To me the difference between Ho Chi Minh City and Hanoi is visceral. You can see it in the people, in the streetscape, in the architecture. All leave an impression.
Consider: When you think about the people you see everyday that symbolize Hanoi or Ho Chi Minh City, which ones come to mind? What do they look like?
Down south, the stereotypical Saigonese may be more stylishly dressed and ride a shinier, newer motorbike. They work in offices and might follow the Ho Chi Minh Stock Exchange. These days they can also drop by Starbucks stores – still yet to arrive in Hanoi.
Up in the capital, among the workaday masses, there seems to be more men in uniform –more military, more police, and more authority figures. But even more so, there seem to be more women (almost always women) carrying ganh – the bamboo yokes hung with baskets at each end that in the morning can carry loads of produce and in the afternoon may carry cans and cardboard for recycling.
Think about the ganh for a moment. Vietnam is a young nation, dating to 1975 in its current borders. But the culture dates some 4,000 years. It is safe to assume that the ganh was used before the wheel. Why? It was used as a pram, of sorts, by my wife’s maternal grandmother. When my wife was a toddler, she and her younger brother would be balanced on a ganh and carried during her immediate family’s visits to her grandmother in the countryside.
Now consider the architecture. No landmark exhibits the aspirational ambition of contemporary Vietnam more than the Bitexco tower in Ho Chi Minh City. So what works of architecture best symbolize Hanoi?
It’s certainly not the 72-story Keangnam Tower, tall but boxy and far from central. Nope, to me, two postcard images come to mind. One is the austere, stately tomb of the late president Ho Chi Minh. The other is the old Turtle Tower on the tiny island in Hoan Kiem Lake. This humble, photogenic landmark is fittingly under the gaze, from across the street, of a statue of legendary 10th century King Ly Thai To, from the era when Hanoi was known as Thang Long, or “Rising Dragon.”
Hanoi’s public art honors its history. Ly Thai To is credited with repelling invaders from the north, and here he presides over the legend of the Lake of the Returned Sword – and the remarkably true, living legend of the surviving Ho Guom turtle.
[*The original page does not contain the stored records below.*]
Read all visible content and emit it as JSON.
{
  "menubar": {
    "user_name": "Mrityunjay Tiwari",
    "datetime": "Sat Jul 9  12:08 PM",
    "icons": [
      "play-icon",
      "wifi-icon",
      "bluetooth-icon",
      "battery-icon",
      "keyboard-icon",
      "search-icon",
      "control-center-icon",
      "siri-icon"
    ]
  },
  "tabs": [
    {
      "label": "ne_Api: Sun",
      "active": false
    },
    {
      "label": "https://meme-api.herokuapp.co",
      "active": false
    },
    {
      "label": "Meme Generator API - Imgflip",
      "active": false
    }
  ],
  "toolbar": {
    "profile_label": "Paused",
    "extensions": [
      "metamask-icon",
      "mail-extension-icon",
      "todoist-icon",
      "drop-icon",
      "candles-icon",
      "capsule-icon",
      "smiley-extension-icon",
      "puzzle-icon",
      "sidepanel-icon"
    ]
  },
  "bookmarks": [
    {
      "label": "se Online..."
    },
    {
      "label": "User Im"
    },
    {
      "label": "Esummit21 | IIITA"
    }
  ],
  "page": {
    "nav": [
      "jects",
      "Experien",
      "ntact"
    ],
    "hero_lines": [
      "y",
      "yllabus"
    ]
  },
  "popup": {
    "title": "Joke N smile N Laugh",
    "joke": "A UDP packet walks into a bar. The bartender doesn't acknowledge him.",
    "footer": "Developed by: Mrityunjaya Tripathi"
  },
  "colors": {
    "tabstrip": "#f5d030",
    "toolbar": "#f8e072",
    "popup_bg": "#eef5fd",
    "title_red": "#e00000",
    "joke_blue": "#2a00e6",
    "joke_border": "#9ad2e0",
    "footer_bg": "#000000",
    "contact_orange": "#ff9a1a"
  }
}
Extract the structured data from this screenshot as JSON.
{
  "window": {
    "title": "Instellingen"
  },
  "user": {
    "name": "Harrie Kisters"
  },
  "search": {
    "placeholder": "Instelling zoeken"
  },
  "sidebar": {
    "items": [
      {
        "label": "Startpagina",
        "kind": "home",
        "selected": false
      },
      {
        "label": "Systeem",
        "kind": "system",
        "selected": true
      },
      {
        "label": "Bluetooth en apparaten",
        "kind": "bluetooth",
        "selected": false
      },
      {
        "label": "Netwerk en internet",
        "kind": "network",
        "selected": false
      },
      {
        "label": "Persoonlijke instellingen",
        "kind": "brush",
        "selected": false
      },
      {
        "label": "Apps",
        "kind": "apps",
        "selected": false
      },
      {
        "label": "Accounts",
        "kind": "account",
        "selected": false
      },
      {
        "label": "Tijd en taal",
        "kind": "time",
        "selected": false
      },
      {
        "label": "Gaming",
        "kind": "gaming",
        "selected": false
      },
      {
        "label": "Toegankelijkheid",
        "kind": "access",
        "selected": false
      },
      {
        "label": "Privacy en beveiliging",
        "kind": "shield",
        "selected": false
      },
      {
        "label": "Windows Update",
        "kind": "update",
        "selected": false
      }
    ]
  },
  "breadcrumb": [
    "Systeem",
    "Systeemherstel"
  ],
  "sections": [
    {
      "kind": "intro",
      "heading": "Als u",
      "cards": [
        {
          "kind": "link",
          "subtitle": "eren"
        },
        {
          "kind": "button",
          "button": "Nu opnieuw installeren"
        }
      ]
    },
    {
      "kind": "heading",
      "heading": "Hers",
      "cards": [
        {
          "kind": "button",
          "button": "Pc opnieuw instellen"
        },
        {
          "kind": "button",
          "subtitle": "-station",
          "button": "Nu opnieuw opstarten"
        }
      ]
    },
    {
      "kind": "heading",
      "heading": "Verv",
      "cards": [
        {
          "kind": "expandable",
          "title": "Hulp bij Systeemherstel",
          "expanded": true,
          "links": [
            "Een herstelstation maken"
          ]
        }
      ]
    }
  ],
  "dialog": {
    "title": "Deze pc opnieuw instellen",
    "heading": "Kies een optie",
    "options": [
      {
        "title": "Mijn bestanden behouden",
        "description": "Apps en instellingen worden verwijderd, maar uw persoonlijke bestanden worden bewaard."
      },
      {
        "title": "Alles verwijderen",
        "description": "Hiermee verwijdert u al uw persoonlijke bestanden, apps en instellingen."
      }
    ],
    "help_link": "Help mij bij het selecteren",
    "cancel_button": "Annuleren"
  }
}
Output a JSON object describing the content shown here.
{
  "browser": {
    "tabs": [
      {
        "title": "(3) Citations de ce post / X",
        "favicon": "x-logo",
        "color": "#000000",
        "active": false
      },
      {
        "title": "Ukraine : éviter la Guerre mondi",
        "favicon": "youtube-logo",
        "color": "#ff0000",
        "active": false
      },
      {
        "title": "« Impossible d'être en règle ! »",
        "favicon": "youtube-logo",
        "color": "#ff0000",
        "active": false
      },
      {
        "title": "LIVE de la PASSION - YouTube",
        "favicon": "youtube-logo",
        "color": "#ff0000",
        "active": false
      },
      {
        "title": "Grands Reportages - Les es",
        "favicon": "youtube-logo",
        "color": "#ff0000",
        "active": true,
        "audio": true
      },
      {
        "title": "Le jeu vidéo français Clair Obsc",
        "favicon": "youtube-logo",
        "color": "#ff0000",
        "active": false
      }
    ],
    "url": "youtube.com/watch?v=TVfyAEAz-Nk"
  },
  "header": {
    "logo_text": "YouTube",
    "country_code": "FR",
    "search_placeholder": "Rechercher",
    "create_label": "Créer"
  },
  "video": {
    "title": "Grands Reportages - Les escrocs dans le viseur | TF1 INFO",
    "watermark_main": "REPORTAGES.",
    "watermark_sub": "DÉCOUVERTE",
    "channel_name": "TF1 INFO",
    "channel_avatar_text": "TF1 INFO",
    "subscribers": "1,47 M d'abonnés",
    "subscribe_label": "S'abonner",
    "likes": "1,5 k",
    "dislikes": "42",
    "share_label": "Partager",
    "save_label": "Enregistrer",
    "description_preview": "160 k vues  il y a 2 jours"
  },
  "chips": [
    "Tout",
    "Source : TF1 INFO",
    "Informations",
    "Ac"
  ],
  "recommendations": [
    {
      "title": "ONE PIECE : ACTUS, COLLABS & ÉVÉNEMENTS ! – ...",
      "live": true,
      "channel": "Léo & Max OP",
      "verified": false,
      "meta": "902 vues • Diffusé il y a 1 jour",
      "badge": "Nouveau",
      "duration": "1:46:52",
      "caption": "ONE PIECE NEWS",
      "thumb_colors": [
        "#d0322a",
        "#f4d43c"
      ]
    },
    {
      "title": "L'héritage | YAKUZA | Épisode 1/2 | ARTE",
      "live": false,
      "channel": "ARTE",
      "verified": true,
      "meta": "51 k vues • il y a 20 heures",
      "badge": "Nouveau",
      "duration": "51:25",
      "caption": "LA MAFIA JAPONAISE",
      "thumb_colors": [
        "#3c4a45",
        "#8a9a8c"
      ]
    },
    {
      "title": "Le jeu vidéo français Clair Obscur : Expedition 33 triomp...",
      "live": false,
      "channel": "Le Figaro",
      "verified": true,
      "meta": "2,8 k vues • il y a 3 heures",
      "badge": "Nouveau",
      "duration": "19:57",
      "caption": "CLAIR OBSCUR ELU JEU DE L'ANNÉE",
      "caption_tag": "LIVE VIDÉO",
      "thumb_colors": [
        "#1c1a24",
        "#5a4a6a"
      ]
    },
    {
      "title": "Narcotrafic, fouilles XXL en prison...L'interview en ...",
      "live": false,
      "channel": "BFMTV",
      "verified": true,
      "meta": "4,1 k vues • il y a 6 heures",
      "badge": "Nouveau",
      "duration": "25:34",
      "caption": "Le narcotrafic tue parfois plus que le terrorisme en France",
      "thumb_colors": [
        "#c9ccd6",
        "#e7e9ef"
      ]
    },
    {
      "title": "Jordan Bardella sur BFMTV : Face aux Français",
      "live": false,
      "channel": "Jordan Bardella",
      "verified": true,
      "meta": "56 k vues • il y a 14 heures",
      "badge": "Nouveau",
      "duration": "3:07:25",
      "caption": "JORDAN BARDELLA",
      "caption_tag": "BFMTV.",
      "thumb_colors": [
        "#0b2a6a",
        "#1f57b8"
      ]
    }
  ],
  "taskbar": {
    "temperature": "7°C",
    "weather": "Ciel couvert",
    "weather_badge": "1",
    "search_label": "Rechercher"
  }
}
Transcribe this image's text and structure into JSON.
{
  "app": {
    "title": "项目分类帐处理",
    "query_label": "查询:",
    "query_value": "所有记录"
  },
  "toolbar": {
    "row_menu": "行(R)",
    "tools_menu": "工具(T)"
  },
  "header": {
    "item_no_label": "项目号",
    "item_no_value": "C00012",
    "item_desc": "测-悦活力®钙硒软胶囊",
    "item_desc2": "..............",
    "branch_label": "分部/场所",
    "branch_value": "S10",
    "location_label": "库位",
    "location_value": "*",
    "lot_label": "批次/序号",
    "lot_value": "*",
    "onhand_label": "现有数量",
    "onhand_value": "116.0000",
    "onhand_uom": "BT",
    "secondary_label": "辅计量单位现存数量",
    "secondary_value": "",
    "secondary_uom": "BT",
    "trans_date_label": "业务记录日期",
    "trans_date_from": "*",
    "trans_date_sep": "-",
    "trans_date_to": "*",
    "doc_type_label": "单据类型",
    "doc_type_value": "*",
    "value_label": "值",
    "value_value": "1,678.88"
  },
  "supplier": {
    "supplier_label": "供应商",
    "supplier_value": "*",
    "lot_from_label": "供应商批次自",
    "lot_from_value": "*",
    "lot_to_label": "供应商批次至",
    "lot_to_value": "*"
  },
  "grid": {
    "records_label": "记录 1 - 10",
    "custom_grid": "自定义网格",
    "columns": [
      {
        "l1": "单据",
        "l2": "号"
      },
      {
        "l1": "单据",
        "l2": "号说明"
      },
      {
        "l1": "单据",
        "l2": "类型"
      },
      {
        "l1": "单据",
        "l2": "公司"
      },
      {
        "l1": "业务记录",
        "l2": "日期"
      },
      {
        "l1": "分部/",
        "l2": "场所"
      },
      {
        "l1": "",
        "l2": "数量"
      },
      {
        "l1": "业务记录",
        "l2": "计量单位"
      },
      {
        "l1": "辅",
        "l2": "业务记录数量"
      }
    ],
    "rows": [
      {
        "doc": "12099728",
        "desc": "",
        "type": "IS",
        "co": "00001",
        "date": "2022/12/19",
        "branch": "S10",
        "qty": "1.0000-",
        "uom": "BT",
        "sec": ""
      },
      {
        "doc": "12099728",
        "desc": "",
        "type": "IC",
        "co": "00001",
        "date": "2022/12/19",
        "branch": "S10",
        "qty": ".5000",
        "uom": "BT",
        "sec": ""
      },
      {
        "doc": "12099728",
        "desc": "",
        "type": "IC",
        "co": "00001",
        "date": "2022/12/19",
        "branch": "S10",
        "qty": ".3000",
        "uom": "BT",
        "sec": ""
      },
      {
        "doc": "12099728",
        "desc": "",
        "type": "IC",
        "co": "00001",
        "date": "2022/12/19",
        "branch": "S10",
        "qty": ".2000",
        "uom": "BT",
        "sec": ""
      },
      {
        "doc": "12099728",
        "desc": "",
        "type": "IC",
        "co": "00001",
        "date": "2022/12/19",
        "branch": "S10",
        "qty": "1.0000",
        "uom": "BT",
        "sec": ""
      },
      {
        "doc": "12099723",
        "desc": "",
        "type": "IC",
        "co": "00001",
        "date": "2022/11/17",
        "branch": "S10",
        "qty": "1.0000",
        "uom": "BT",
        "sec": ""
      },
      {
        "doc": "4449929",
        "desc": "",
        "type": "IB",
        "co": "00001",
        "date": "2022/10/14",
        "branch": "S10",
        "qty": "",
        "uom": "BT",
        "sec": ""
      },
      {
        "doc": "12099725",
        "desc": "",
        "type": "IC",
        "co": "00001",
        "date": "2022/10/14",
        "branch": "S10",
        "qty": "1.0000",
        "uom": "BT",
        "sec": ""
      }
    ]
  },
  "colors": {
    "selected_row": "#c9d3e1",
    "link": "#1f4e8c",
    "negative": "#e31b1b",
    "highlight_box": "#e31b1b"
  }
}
Meanwhile, a few miles away, the statue of Vladimir Lenin stands opposite the landmark Flag Tower, gazing toward an old MIG jet fighter from the American War era, as if wistfully saluting Vietnam’s triumph over another great foreign power. This is more poetic than the military history displays one sees in Ho Chi Minh City.
Vietnamese, too, can go on and on about the differences between Hanoi and Ho Chi Minh City. I prefer to apply my pet theory for understanding the yin and yang of Vietnam, the duality of north and south. Imagine a ganh that balances two creatures of culture’s folklore,the turtle and the dragon.
Ho Chi Minh City is a dragon – quick, daring, creative and fanciful. Hanoi used to be “Rising Dragon,” but now it is more like a turtle – stolid, conservative, persevering, and as real as the old one in Hoan Kiem Lake.